Now, by the act, a portion of the “judicial power” of the United States, the whole of which is, by the constitution, vested in one “supreme court,” and in “inferior courts,” is given to the commissioners. The fourth section says they “shall have concurrent jurisdiction with the judges of the circuit and district courts of the United States.” If the power of these courts, in the premises, is judicial, then the power of the commissioners, being the same, is judicial.
The attorney-general of the United States, in a written opinion, given by command of the President, declares that this power, so given to the commissioners, is judicial. The following are his words:—
“These officers, [the commissioners,] and each of them, have judicial power, and jurisdiction to hear, examine, and decide the case.”
“The certificate to be granted to the owner is to be regarded as the act and judgment of a judicial tribunal having competent jurisdiction.”
“Congress has constituted a tribunal with exclusive jurisdiction to determine summarily, and without appeal, who are fugitives from service. The judgment of the tribunal created by this act is conclusive upon all tribunals.”
Such is the opinion of the attorney-general of the United States, given upon the precise point, by order of the President of the United States.
But the point needed no authority to sustain it. It results inevitably from the very nature of the power conferred by the law. The decision of the commissioner is to be final and conclusive, and the subject-matter of the decision is liberty and property. The case cannot be reheard or reëxamined by any judge, or by any court, of any state, or of the United States. The decision acts in rem and in personam. It delivers the property to the claimant, and puts the body of the defendant into his custody. From that moment, if the law has any validity, the defendant is the slave of the plaintiff, by force of a “judicial” decision. The plaintiff, thenceforth, may control his actions, his words, his food, his sleep. If he chooses to exercise his authority in such a way, he can order his victim to carry him home on his back, and make him bear the loathsome burden of his person as well as of his will. Now, to say that the power which effects these results is not a judicial power, is to do violence to language, and to commit a fraud upon the inherent nature of ideas. In no case known to the common law, or indeed to any other law, is a plaintiff invested with full rights, except after final judgment.

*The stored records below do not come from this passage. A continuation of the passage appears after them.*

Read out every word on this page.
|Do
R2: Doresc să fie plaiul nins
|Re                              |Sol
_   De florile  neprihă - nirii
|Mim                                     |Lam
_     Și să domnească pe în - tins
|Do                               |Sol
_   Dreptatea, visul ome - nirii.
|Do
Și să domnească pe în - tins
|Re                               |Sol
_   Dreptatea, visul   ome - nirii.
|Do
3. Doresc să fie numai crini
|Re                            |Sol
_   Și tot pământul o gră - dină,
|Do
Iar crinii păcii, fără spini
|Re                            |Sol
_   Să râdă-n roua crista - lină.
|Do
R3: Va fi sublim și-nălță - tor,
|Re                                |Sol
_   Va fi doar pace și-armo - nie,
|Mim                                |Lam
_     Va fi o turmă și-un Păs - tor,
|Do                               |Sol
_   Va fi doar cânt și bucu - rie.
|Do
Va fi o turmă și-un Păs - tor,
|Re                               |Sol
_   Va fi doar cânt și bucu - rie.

If, then, this power is a “judicial power,” the constitution peremptorily forbids that it should be vested any where but in a “court,” whose “judges” are nominated, confirmed, sworn, hold office, are paid, and are removable, according to its requirements. Look at the constitutional distribution of powers. By the first article, all legislative power “shall be vested in a Congress.” By the second article, the “executive power shall be vested in a President.” And by the third article, “the judicial power shall be vested” in the courts. And it was just as competent for Congress to invest “commissioners” with supreme “executive” or “legislative” power, as to vest them with “judicial” power.

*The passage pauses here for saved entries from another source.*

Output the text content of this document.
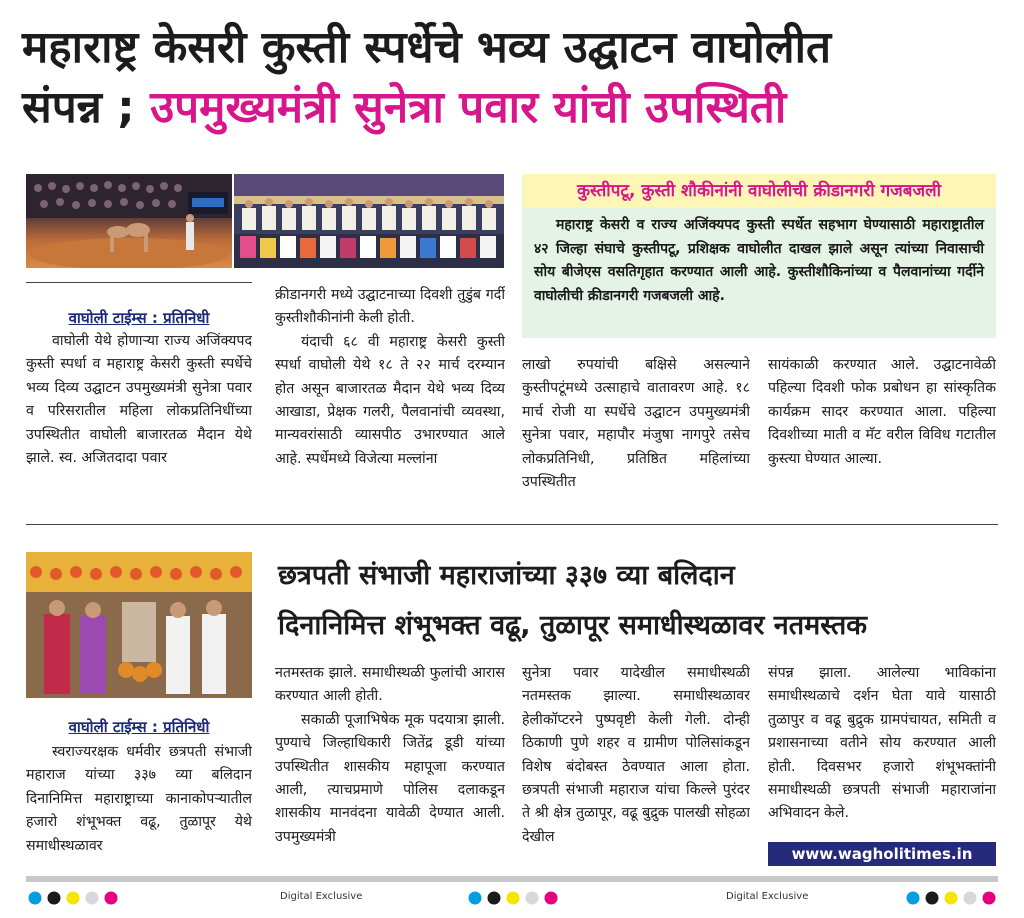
महाराष्ट्र केसरी कुस्ती स्पर्धेचे भव्य उद्घाटन वाघोलीत
संपन्न ; उपमुख्यमंत्री सुनेत्रा पवार यांची उपस्थिती
कुस्तीपटू, कुस्ती शौकीनांनी वाघोलीची क्रीडानगरी गजबजली

महाराष्ट्र केसरी व राज्य अजिंक्यपद कुस्ती स्पर्धेत सहभाग घेण्यासाठी महाराष्ट्रातील ४२ जिल्हा संघाचे कुस्तीपटू, प्रशिक्षक वाघोलीत दाखल झाले असून त्यांच्या निवासाची सोय बीजेएस वसतिगृहात करण्यात आली आहे. कुस्तीशौकिनांच्या व पैलवानांच्या गर्दीने वाघोलीची क्रीडानगरी गजबजली आहे.

वाघोली टाईम्स : प्रतिनिधी
वाघोली येथे होणाऱ्या राज्य अजिंक्यपद कुस्ती स्पर्धा व महाराष्ट्र केसरी कुस्ती स्पर्धेचे भव्य दिव्य उद्घाटन उपमुख्यमंत्री सुनेत्रा पवार व परिसरातील महिला लोकप्रतिनिधींच्या उपस्थितीत वाघोली बाजारतळ मैदान येथे झाले. स्व. अजितदादा पवार

क्रीडानगरी मध्ये उद्घाटनाच्या दिवशी तुडुंब गर्दी कुस्तीशौकीनांनी केली होती.

यंदाची ६८ वी महाराष्ट्र केसरी कुस्ती स्पर्धा वाघोली येथे १८ ते २२ मार्च दरम्यान होत असून बाजारतळ मैदान येथे भव्य दिव्य आखाडा, प्रेक्षक गलरी, पैलवानांची व्यवस्था, मान्यवरांसाठी व्यासपीठ उभारण्यात आले आहे. स्पर्धेमध्ये विजेत्या मल्लांना

लाखो रुपयांची बक्षिसे असल्याने कुस्तीपटूंमध्ये उत्साहाचे वातावरण आहे. १८ मार्च रोजी या स्पर्धेचे उद्घाटन उपमुख्यमंत्री सुनेत्रा पवार, महापौर मंजुषा नागपुरे तसेच लोकप्रतिनिधी, प्रतिष्ठित महिलांच्या उपस्थितीत
सायंकाळी करण्यात आले. उद्घाटनावेळी पहिल्या दिवशी फोक प्रबोधन हा सांस्कृतिक कार्यक्रम सादर करण्यात आला. पहिल्या दिवशीच्या माती व मॅट वरील विविध गटातील कुस्त्या घेण्यात आल्या.
छत्रपती संभाजी महाराजांच्या ३३७ व्या बलिदान
दिनानिमित्त शंभूभक्त वढू, तुळापूर समाधीस्थळावर नतमस्तक
वाघोली टाईम्स : प्रतिनिधी
स्वराज्यरक्षक धर्मवीर छत्रपती संभाजी महाराज यांच्या ३३७ व्या बलिदान दिनानिमित्त महाराष्ट्राच्या कानाकोपऱ्यातील हजारो शंभूभक्त वढू, तुळापूर येथे समाधीस्थळावर

नतमस्तक झाले. समाधीस्थळी फुलांची आरास करण्यात आली होती.

सकाळी पूजाभिषेक मूक पदयात्रा झाली. पुण्याचे जिल्हाधिकारी जितेंद्र डूडी यांच्या उपस्थितीत शासकीय महापूजा करण्यात आली, त्याचप्रमाणे पोलिस दलाकडून शासकीय मानवंदना यावेळी देण्यात आली. उपमुख्यमंत्री

सुनेत्रा पवार यादेखील समाधीस्थळी नतमस्तक झाल्या. समाधीस्थळावर हेलीकॉप्टरने पुष्पवृष्टी केली गेली. दोन्ही ठिकाणी पुणे शहर व ग्रामीण पोलिसांकडून विशेष बंदोबस्त ठेवण्यात आला होता. छत्रपती संभाजी महाराज यांचा किल्ले पुरंदर ते श्री क्षेत्र तुळापूर, वढू बुद्रुक पालखी सोहळा देखील
संपन्न झाला. आलेल्या भाविकांना समाधीस्थळाचे दर्शन घेता यावे यासाठी तुळापुर व वढू बुद्रुक ग्रामपंचायत, समिती व प्रशासनाच्या वतीने सोय करण्यात आली होती. दिवसभर हजारो शंभूभक्तांनी समाधीस्थळी छत्रपती संभाजी महाराजांना अभिवादन केले.
www.wagholitimes.in
Digital Exclusive	Digital Exclusive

If, by good fortune, or by miraculous interposition, a captured freeman should afterwards obtain a hearing in a court of the state to which he had been carried, such hearing would, in no sense, be in the nature of a review of the former case, either by appeal, writ of error, mandamus, or certiorari. It would be by the institution of another suit, under another government. The relation of the parties would be reversed. The respondent who was kidnapped must be plaintiff, the plaintiff kidnapper, or some one claiming under him, must be defendant. Were the various possessory writs known to the English common law any the less “suits at common law”? or were the courts that tried them any the less judicial tribunals, because a writ of right could be afterwards brought, in which the previous judgments could not be pleaded in bar, and would be neither estoppel nor proof of title?